Small pieces of gold foil featuring engravings dating from the Migration Period into the early Viking Age (known as gullgubber) have been discovered in various locations in Scandinavia, almost 2,500 at one location. The foil pieces have been found largely at sites of buildings, only rarely in graves. The figures are sometimes single, occasionally an animal, sometimes a man and a woman with a leafy bough between them, facing or embracing one another. The human figures are almost always clothed and are sometimes depicted with their knees bent. Scholar Hilda Ellis Davidson says that it has been suggested that the figures are partaking in a dance, and that they may have been connected with weddings, as well as linked to the Vanir group of gods, representing the notion of a divine marriage, such as in the Poetic Edda poem Skírnismál; the coming together of Gerðr and Freyr.

==Theories==
==="Rival of Frigg"===
In chapter 19 of the Prose Edda book Skáldskaparmál, Gerðr is listed among "rivals" of the goddess Frigg, a list of sexual partners of Frigg's husband, Odin.

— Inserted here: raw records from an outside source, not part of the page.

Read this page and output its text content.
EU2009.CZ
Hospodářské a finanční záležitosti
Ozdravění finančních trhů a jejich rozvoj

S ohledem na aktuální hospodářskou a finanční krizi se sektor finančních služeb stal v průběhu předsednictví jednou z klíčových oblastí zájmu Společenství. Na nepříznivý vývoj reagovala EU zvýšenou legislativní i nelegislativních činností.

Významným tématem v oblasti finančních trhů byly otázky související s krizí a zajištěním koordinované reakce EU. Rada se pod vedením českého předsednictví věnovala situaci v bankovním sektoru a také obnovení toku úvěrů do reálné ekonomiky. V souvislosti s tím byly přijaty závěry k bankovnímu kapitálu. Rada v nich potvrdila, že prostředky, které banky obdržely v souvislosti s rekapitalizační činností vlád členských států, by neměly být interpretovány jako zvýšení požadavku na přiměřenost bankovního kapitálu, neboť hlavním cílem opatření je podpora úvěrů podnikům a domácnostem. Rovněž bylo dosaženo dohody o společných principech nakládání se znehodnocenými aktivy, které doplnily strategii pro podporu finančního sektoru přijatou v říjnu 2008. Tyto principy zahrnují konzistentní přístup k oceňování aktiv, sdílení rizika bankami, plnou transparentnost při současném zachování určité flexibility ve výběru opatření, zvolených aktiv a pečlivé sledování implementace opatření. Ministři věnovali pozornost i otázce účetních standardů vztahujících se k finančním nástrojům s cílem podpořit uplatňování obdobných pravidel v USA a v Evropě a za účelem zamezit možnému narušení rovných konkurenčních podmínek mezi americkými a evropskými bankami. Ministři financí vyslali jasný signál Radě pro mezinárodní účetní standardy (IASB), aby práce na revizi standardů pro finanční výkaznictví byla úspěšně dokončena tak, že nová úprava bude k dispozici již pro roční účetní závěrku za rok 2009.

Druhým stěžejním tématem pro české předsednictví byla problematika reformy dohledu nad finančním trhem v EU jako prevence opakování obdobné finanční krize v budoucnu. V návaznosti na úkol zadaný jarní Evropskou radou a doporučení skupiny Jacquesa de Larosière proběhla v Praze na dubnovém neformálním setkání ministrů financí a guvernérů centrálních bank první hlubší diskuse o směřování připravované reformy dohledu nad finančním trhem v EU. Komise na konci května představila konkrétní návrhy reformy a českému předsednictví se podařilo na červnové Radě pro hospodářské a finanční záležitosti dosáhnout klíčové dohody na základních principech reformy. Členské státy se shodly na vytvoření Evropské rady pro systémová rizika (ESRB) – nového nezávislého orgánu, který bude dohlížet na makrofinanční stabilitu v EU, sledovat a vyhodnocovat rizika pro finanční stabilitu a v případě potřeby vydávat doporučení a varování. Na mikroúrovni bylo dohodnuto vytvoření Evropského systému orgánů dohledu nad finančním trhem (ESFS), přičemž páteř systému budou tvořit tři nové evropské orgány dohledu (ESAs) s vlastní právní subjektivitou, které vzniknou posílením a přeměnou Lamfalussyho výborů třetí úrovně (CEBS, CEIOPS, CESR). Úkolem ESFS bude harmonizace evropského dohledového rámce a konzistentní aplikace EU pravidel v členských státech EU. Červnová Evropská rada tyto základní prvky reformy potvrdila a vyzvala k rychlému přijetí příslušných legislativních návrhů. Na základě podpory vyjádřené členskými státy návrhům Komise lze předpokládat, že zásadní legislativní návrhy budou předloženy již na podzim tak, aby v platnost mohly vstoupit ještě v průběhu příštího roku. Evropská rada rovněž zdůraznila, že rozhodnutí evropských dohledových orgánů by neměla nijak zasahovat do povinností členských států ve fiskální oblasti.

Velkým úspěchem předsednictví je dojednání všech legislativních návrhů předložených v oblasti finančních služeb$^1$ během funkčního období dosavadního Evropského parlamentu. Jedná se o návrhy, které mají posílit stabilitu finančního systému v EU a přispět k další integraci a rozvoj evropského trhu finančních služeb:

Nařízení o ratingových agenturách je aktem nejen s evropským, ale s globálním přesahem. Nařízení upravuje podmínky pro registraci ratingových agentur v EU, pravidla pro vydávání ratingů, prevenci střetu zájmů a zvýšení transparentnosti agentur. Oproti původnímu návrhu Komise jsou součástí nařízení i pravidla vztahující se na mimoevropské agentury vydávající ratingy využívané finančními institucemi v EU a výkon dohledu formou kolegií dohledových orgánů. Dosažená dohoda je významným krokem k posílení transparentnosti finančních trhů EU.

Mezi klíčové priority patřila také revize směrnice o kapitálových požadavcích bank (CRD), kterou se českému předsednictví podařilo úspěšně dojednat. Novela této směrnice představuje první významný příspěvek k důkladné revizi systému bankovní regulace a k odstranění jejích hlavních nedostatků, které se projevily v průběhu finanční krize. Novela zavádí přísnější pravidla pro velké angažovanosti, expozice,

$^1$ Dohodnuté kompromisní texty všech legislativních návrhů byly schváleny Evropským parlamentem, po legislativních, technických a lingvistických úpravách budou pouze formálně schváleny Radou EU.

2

Instead of Gerðr, the jötunn Gríðr, mother of Odin's son Víðarr according to the Prose Edda, was probably intended. One manuscript has Gríðr corrected to Gerðr. Andy Orchard notes that it may nonetheless be an intentional inclusion in view of "Odin's notorious appetites".

===Earth and fertility===
Scholar John Lindow comments that Gerðr's name has been etymologically associated with the earth and enclosures and that the wedding of Gerðr and Freyr is commonly seen as "the divine coupling of sky and earth or at least fertility god and representative of the soil." Lindow adds that, at the same time, the situation can be read as simply the gods getting what they want from the jötnar.

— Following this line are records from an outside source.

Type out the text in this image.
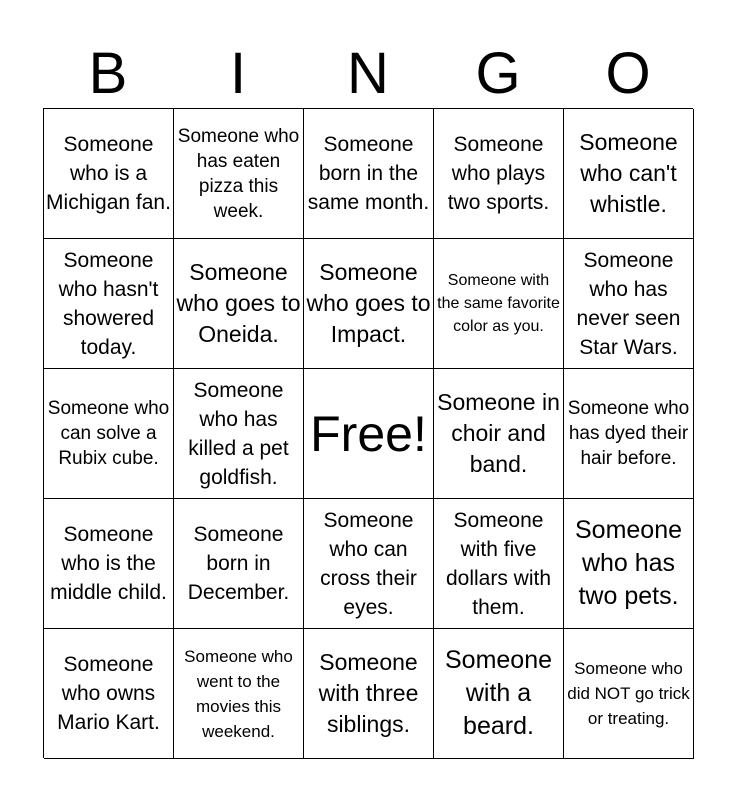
B	I	N	G	O
Someone who is a Michigan fan.
Someone who has eaten pizza this week.
Someone born in the same month.
Someone who plays two sports.
Someone who can't whistle.
Someone who hasn't showered today.
Someone who goes to Oneida.
Someone who goes to Impact.
Someone with the same favorite color as you.
Someone who has never seen Star Wars.
Someone who can solve a Rubix cube.
Someone who has killed a pet goldfish.
Free!
Someone in choir and band.
Someone who has dyed their hair before.
Someone who is the middle child.
Someone born in December.
Someone who can cross their eyes.
Someone with five dollars with them.
Someone who has two pets.
Someone who owns Mario Kart.
Someone who went to the movies this weekend.
Someone with three siblings.
Someone with a beard.
Someone who did NOT go trick or treating.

Hilda Ellis Davidson comments that Gerðr's role in Skírnismál has parallels with the goddess Persephone from Greek mythology, "since it is made clear that if [Gerðr] remains below in the dark kingdom of the underworld there will be nothing to hope for but sterility and famine. She does not become the bride of the underworld, however; her bridal is to be in the upper world when she consents to meet Freyr at Barri."

==Modern influence==
Gerðr has inspired works of art and literature. The Danish poet Adam Gottlob Oehlenschläger wrote a series of poems referencing Gerðr as collected in (1819) Nordens Guder. Esaias Tegnér's (1782–1846) unfinished epic poem Gerda also references the goddess. K. Ehrenberg depicted the goddess in his illustration (1883) Freyr und Gerda, Skade und Niurd. Her story was retold in free verse by the Icelandic poet Gerður Kristný in her Blóðhófnir, a feminist retelling of Skírnismál that won the 2010 Icelandic Literature Award.

Saturn's moon Gerd is named after her.

Gerd is also the name of a giantess doctor in the manga and anime One Piece.